Тайный агент позвонил Харвуду, представился Крисом Робертсом, сотрудником Музея Гетти, работающим с норвежской Национальной галереей. Но блеснуть в разговоре знаниями о технике художника, использовавшего яркие насыщенные краски для передачи эмоционального напряжения, не удалось. Харвуд определенно оказался не тем человеком, на которого стоило тратить время.

Хиллу нравилось, что работа тайным агентом дисциплинирует, не дает возможности проявляться «не слишком приятным чертам характера: заносчивости, надменности, эгоцентризму и всему остальному».

Многим внедренным агентам полиции присущи высокомерие и эгоцентризм. Другой их слабостью является склонность к преувеличениям. «Мы должны постоянно себя одергивать, чтобы отличать заблуждение от истины», — говорит Хилл.

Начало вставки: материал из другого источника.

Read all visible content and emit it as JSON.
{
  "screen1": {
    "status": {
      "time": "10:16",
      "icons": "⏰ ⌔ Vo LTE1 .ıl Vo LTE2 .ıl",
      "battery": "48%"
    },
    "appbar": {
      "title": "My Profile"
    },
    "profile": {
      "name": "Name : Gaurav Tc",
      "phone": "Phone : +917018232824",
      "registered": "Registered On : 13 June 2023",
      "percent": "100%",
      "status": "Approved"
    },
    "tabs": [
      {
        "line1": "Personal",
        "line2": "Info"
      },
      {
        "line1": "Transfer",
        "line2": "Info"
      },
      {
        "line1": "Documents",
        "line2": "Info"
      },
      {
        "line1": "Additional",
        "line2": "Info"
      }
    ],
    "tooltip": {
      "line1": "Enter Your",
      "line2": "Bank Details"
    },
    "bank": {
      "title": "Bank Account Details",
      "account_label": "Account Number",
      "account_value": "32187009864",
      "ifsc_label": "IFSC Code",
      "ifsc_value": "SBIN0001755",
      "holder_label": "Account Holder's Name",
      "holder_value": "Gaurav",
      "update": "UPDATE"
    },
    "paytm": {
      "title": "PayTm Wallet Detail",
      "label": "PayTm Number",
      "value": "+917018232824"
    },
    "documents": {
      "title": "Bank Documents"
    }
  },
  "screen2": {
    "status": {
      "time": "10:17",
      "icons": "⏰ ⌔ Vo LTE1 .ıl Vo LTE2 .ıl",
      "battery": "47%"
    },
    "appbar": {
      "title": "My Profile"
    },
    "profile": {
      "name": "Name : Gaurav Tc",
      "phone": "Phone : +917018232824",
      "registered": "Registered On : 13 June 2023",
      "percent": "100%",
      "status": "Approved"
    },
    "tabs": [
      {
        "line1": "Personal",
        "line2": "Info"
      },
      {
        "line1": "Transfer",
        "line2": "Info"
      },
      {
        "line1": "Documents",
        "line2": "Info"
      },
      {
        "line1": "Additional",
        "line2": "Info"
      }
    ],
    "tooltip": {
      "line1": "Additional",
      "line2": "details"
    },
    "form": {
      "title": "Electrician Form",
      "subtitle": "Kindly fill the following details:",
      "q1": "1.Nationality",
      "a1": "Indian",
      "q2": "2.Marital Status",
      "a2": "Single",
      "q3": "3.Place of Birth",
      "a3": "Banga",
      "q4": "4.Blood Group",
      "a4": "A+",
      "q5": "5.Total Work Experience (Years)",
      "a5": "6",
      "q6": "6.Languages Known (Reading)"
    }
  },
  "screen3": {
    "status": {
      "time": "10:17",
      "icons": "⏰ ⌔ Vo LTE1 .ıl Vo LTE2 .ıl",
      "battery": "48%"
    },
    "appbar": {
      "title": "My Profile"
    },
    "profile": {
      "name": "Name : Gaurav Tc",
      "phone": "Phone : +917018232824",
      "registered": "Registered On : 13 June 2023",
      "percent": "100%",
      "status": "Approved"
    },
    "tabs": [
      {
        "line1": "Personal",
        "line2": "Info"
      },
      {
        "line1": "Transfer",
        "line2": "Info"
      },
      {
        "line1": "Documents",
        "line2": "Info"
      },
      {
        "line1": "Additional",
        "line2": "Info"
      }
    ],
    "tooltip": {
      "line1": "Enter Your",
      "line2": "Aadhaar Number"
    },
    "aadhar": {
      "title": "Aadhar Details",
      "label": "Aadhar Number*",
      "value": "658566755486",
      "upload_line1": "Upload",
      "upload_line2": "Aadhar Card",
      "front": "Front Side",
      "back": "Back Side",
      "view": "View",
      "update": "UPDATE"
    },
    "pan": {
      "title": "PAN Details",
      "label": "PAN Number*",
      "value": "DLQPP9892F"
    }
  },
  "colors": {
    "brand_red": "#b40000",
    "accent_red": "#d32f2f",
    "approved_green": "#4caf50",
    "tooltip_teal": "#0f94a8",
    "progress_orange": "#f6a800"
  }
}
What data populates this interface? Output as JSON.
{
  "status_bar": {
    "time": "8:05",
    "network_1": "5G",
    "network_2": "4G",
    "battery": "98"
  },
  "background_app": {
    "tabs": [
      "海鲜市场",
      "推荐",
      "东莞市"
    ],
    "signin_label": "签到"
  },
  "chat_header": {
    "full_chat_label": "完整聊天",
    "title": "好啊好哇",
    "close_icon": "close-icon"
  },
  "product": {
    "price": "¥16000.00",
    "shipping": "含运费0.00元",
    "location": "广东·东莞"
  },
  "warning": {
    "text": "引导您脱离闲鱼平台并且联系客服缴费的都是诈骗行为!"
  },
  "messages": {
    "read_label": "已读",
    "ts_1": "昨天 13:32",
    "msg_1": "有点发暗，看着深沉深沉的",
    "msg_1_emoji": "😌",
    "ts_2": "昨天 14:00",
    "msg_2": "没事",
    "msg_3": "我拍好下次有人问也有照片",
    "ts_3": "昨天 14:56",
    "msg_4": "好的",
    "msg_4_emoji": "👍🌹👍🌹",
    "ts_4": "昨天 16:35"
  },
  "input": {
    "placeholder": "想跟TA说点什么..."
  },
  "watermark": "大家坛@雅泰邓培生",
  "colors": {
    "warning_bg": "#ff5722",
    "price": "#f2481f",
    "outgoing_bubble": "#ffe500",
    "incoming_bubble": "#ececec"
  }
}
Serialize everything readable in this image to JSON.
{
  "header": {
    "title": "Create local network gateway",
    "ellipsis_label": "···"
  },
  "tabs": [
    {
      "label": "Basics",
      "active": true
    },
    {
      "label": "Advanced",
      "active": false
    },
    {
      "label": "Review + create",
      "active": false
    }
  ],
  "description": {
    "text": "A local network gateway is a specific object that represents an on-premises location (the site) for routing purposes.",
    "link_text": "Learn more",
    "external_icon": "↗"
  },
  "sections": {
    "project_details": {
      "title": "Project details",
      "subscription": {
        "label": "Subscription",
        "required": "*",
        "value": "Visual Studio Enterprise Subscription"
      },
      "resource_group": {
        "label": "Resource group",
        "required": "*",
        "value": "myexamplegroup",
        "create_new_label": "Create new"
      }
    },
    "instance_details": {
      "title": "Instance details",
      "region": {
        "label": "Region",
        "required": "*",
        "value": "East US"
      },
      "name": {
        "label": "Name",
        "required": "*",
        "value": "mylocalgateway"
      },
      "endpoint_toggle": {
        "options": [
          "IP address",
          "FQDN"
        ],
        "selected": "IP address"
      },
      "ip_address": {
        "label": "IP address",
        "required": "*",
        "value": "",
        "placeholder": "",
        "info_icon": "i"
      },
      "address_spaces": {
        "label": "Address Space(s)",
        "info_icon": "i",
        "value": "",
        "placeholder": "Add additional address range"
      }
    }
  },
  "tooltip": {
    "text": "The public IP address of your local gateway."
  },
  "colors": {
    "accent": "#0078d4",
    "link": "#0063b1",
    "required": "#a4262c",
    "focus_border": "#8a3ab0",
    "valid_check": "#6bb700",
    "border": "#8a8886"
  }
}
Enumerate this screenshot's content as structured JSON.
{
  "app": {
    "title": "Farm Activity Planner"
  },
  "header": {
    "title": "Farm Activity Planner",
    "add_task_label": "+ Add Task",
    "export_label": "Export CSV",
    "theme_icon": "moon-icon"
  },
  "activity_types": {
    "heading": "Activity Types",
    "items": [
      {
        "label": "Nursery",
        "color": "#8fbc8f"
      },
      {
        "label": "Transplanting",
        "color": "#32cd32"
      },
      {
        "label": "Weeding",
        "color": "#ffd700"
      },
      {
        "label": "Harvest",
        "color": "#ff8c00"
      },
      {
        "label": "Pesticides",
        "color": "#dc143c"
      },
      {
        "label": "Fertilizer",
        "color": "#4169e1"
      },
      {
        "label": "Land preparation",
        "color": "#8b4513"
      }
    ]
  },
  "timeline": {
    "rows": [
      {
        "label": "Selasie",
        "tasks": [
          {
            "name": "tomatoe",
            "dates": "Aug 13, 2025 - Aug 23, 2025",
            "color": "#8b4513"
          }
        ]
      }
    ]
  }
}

Несмотря на прекрасные манеры, Чарльз бывает резким и настойчивым. Когда он в хорошем расположении духа, взгляд его приветлив, но видимая мягкость обманчива. Как и все вспыльчивые люди, он порой дает выход гневу, но быстро отходит. Работая полицейским, Хилл поймал не одного преступника, и воспоминания о прежних профессиональных успехах до сих пор греют ему душу. Человек чести и служитель закона, Хилл иногда цитирует из «Элмера Гентри». «Он находился в том счастливом положении, о котором наделенный силой молодой человек может только мечтать, — написал Синклер Льюис о своем герое. — Его необузданная жажда насилия находила применение в благородных делах».

Хилл один из немногих людей, которые обладают вкусом, умением ценить прекрасное и одновременно способностью убеждать в своей правоте. Билли Харвуда детектив, не церемонясь, убрал с дороги, как только понял, что тот блефует. Чарльз без обиняков заявил Харвуду, чтобы тот убирался к черту со своими предложениями, благо никто не захочет иметь с ним дело. Однако Харвуд не сдавался, заявляя о своей готовности помочь. «Как любезно с его стороны вызваться помочь всего за пять миллионов фунтов стерлингов», — усмехнулся сыщик.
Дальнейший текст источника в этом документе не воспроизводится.